Was für ein Spektakel im Juli 2021: Drei Milliardäre liefern sich einen Wettkampf, wessen Rakete am höchsten fliegt, und die ganze Welt schaut zu. Isoliert betrachtet eine lustige Episode der Weltgeschichte, womöglich Stoff für eine Comedy-Serie auf Netflix oder Amazon Prime. Doch die Ausflüge in den Orbit markieren vor allem einen neuen Höhepunkt der Dissonanz in unserer Welt.

Während die drei Herren zum Spass Raketen durch die Ozonschicht schiessen und die Atmosphäre verpesten, als gäbe es keine Klimakrise, sterben Menschen bei Rekordhitzewellen in Nordamerika und Überflutungen in Europa und Asien. Und nur wenige Stunden, nachdem der erste Raketen-Milliardär seine Heldentat mit Champagner begoss, meldete das Welternährungsprogramm eine dramatische Verschlimmerung des Welthungers.

Extreme soziale Ungleichheit bedroht die Demokratie und das Klima

Extreme Ungleichheit ist nicht nur ungerecht, sie kann auch zur Bedrohung für die Demokratie werden.  An der Urne zählt jede Stimme gleich viel, doch was ist, wenn im öffentlichen Diskurs und in den Ohren von Entscheidungsträger*innen reiche Stimmen teilweise sehr viel mehr Gewicht erhalten? Wenn Superreiche oder Konzerne ihre Macht einsetzen, um politische Prozesse oder mediale Berichterstattung zum eigenen Vorteil zu beeinflussen, wird der Abbau von Ungleichheit erschwert und das Vertrauen in die Demokratie untergraben.

Hochrechnungen des Stockholm Environment Institute und Oxfam zufolge verursachte das einkommensreichste Prozent der Weltbevölkerung 2015 mehr als doppelt so viel klimaschädliche Emissionen wie die ärmere Hälfte der Weltbevölkerung. Je weiter man die Reichtumspyramide nach oben schaut, um so drastischer steigen die Emissionen, wobei klimaschädliche Kapitalanlagen und Flüge die grössten Posten im Klimafussabdruck der Ultra-Reichen darstellen. Klimagerechtigkeit und Klimaschutz sind also eng verwoben mit Fragen von sozialer Ungleichheit.

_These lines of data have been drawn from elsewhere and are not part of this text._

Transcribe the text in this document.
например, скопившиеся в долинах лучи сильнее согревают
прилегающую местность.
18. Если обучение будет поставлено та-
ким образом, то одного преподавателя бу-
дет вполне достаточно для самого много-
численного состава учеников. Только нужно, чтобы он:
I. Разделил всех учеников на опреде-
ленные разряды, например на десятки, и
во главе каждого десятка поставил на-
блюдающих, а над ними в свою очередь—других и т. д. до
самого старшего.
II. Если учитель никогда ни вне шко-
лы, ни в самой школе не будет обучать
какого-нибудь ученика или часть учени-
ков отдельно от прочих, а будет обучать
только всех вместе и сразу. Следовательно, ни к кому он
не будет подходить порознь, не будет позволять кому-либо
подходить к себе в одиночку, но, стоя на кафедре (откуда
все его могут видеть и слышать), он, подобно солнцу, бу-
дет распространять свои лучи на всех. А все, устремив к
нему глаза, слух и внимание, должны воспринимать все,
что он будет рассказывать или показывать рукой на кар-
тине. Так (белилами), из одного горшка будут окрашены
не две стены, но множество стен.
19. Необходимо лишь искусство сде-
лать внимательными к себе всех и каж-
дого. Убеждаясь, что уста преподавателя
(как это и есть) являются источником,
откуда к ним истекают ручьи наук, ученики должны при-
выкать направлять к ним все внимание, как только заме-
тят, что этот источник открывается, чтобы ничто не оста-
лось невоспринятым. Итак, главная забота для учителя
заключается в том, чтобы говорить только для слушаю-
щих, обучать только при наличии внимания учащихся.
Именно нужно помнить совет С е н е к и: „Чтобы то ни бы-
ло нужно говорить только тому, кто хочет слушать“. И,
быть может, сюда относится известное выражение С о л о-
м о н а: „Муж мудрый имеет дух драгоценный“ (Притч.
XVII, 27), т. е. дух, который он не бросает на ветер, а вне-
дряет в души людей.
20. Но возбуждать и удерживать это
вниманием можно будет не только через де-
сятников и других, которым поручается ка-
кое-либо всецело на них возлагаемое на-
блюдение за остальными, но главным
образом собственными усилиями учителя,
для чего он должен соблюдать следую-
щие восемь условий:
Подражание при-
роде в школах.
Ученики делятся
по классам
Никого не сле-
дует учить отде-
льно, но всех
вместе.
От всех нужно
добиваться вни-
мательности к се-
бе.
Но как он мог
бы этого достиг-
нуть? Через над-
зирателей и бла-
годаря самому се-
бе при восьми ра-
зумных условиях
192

Sogar die Weltbank muss heute der Tatsache ins Auge sehen, dass sich Armut nur erfolgreich bekämpfen lässt, wenn die extreme Ungleichheit reduziert und die Wirtschaft so gestaltet wird, dass sie Wohlstand in der Breite statt an der Spitze der Gesellschaft mehrt. Der Internationale Wahrungsfond (IMF), einst die Bastion neoliberaler Wirtschaftspolitik, versucht mit einem fast schon lustigen Video-Clip den Eindruck zu erwecken, der Kampf gegen Ungleichheit sei schon immer sein Herzensanliegen gewesen.

Weitere Informationen

  • Was ist soziale Ungleichheit?

    Unter Sozialer Ungleichheit verstehen wir Unterschiede zwischen Menschen oder Gruppen von Menschen einer Gesellschaft bezüglich ihrer Verfügungsgewalt über materielle und immaterielle wirtschaftliche Ressourcen (wie Kapital und Produktionsmittel, Lohn und Einkommen, Güter, Dienstleistungen und Vermögenswerte, Land und Immobilien, natürliche Ressourcen, Daten, Patente und andere immaterielle Eigentumsrechte), die einen starken bestimmenden Einfluss auf ihre gesellschaftliche Position, ihre mögliche Lebensweise und -perspektive, ihre gesellschaftliche Teilhabe sowie ihren Einfluss auf wirtschaftliche und politische Entscheidungen haben.

    Soziale Ungleichheit ist eng verwoben mit anderen, nicht primär ökonomischen Dimensionen gesellschaftlicher Ungleichheit und Diskriminierung, z.B. nach Gender und Herkunft (Intersektionalität von Ungleichheit).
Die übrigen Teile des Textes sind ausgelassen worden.